A previous article discussed the Children’s Health Insurance Program (CHIP) – covering healthcare for around nine million children and hundreds of thousands of pregnant women from low-income families – too high to qualify for Medicaid.

CHIP expired on September 30. Congress failed to renew it, states fast running out of funds to continue providing vital healthcare to needy recipients dependent on the program.

Social justice in America is being sacrificed to spend trillions of dollars on militarism and warmaking, trillions more on corporate handouts and tax cuts for them and super-rich households if congressionally passed legislation is signed into law – once differences between House and Senate bills are reconciled.

Sustaining CHIP requires authorizing $8 billion to fund it, pocket change compared what Congress hands war-profiteers and the nation’s privileged class.

Not according to GOP Senator Orin Hatch, saying

“(t)he reason CHIP is having trouble (passing) is because we don’t have money anymore.”

“We just add more and more spending and more and more spending, and you can look at the rest of the bill for the more and more spending.”

At the same time, he said “(w)e’re going to do CHIP…the right way” – meaning eviscerating the program, providing minimal funding, making it harder for needy families to qualify, and claim it continues as before – a shadow of what’s needed.

Hatch signaled what’s coming, adding he had a “rough time wanting to spend billions and billions and trillions of dollars to help people who won’t help themselves, won’t lift a finger, and expect the federal government to do everything.”

Since enacted in 1997, funding never lapsed, except when GW Bush vetoed reauthorization of the program.
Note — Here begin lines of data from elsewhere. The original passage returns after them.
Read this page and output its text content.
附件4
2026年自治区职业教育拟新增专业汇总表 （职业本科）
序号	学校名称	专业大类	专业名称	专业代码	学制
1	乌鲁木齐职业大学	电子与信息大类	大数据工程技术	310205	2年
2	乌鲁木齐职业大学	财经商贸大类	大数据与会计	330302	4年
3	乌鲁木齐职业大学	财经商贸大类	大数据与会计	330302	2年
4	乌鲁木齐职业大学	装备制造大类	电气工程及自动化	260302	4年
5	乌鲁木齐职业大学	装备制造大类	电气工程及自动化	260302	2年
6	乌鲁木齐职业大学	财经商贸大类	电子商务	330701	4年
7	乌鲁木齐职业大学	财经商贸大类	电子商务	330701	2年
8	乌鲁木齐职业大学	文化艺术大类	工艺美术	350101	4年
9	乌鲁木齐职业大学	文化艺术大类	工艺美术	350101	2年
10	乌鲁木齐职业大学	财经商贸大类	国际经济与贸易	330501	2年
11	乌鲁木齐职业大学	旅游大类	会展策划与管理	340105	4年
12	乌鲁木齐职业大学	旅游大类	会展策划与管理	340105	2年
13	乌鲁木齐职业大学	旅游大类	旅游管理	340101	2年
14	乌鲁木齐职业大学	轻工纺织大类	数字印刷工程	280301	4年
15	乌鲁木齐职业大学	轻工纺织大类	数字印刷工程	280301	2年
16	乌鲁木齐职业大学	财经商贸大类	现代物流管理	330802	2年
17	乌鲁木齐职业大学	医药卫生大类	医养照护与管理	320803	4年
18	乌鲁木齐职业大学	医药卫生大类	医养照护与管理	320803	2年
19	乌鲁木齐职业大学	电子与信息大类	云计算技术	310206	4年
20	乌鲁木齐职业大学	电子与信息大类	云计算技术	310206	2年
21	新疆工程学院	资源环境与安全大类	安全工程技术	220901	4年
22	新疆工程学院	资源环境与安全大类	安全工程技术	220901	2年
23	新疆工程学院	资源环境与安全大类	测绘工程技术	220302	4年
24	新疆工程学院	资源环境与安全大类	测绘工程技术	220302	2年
Days later, Congress provided short-term funding, the program reauthorized in 2009.

If the GOP-dominated Congress fails to renew it, or guts the program, calling it reauthorization, millions of needy needy recipients could lose coverage.
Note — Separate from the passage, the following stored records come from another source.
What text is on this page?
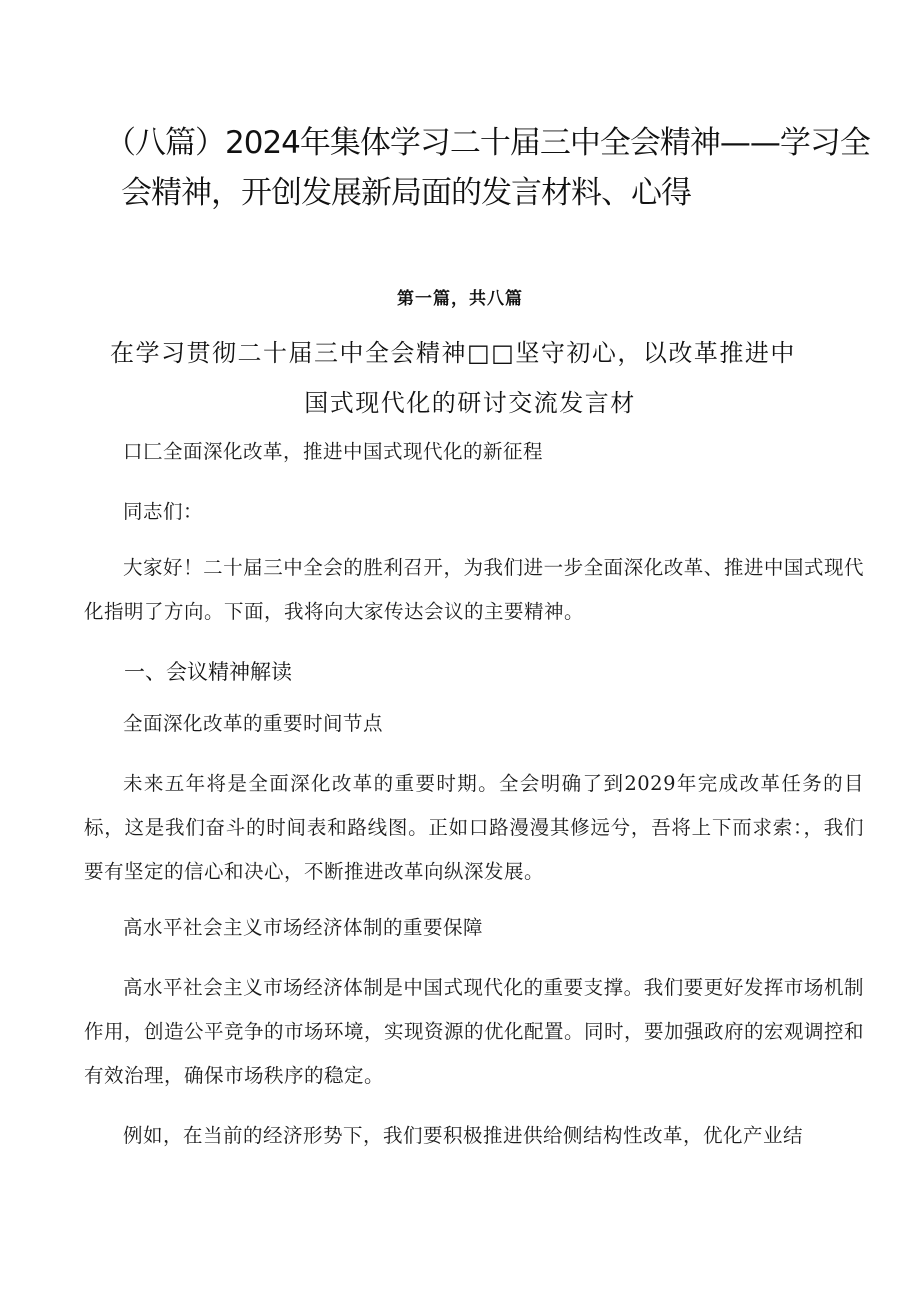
（八篇）2024年集体学习二十届三中全会精神——学习全
会精神，开创发展新局面的发言材料、心得
第一篇，共八篇
在学习贯彻二十届三中全会精神□□坚守初心，以改革推进中
国式现代化的研讨交流发言材

口匚全面深化改革，推进中国式现代化的新征程

同志们：

大家好！二十届三中全会的胜利召开，为我们进一步全面深化改革、推进中国式现代化指明了方向。下面，我将向大家传达会议的主要精神。

一、会议精神解读

全面深化改革的重要时间节点

未来五年将是全面深化改革的重要时期。全会明确了到2029年完成改革任务的目标，这是我们奋斗的时间表和路线图。正如口路漫漫其修远兮，吾将上下而求索：，我们要有坚定的信心和决心，不断推进改革向纵深发展。

高水平社会主义市场经济体制的重要保障

高水平社会主义市场经济体制是中国式现代化的重要支撑。我们要更好发挥市场机制作用，创造公平竞争的市场环境，实现资源的优化配置。同时，要加强政府的宏观调控和有效治理，确保市场秩序的稳定。

例如，在当前的经济形势下，我们要积极推进供给侧结构性改革，优化产业结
According to Tricia Brooks, senior fellow at Georgetown University’s Center on Children and Families, if Congress fails to reauthorize funding for CHIP before the year-end holiday period, it’s “going to have a real chilling effect on our country’s historic progress in covering children,” adding:

Without congressional renewal this month, “(s)tates are either going to come up with more money to provide coverage for these kids or they are going to have to take steps to close down or temporarily freeze their programs.”
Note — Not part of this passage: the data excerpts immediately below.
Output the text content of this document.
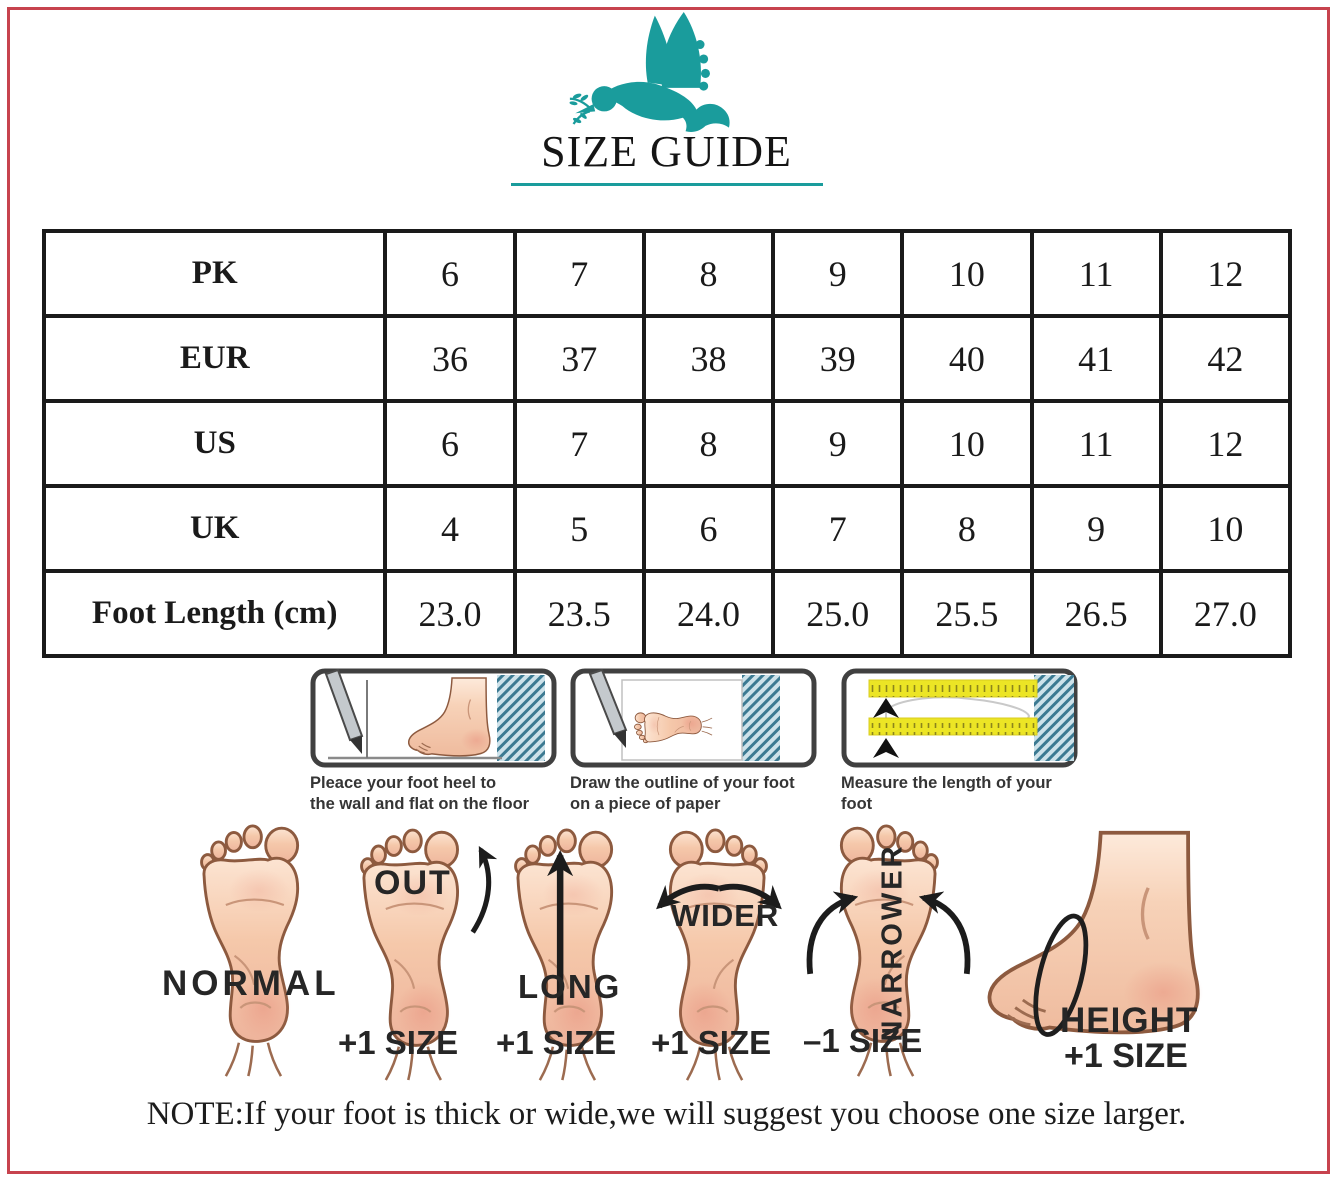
SIZE GUIDE
PK	6	7	8	9	10	11	12
EUR	36	37	38	39	40	41	42
US	6	7	8	9	10	11	12
UK	4	5	6	7	8	9	10
Foot Length (cm)	23.0	23.5	24.0	25.0	25.5	26.5	27.0
Pleace your foot heel to
the wall and flat on the floor
Draw the outline of your foot
on a piece of paper
Measure the length of your
foot
NORMAL
OUT
+1 SIZE
LONG
+1 SIZE
WIDER
+1 SIZE
NARROWER
–1 SIZE
HEIGHT
+1 SIZE

NOTE:If your foot is thick or wide,we will suggest you choose one size larger.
GOP and undemocratic Dems disagree on how to fund CHIP, Republicans wanting money taken from the Affordable Care Act to pay for it. Dems rejected the idea.

According to projections by the Medicaid and CHIP Payment and Access Commission (MACPAC), two states will run out of money this month.

Five more (and the District of Columbia) will exhaust their funding in early January, another 22 by March. By July, they’ll all be out of funds except Illinois and Wyoming.

According to the Centers for Medicare & Medicaid Services (CMS), responsible for administering CHIP, once states exhaust their funds, they’ll have to decide which program recipients qualify for Medicaid.

They’ll also have to choose between freezing enrollments in their healthcare programs or shutting them down entirely.

Millions of needy children and hundreds of thousands of pregnant women hang in the balance while Congress prioritizes helping the rich at the expense of the poor.

Stephen Lendman is a Research Associate of the CRG, Correspondent of Global Research based in Chicago.

VISIT MY NEW WEB SITE: stephenlendman.org (Home – Stephen Lendman). Contact at [email protected].

My newest book as editor and contributor is titled “Flashpoint in Ukraine: How the US Drive for Hegemony Risks WW III.”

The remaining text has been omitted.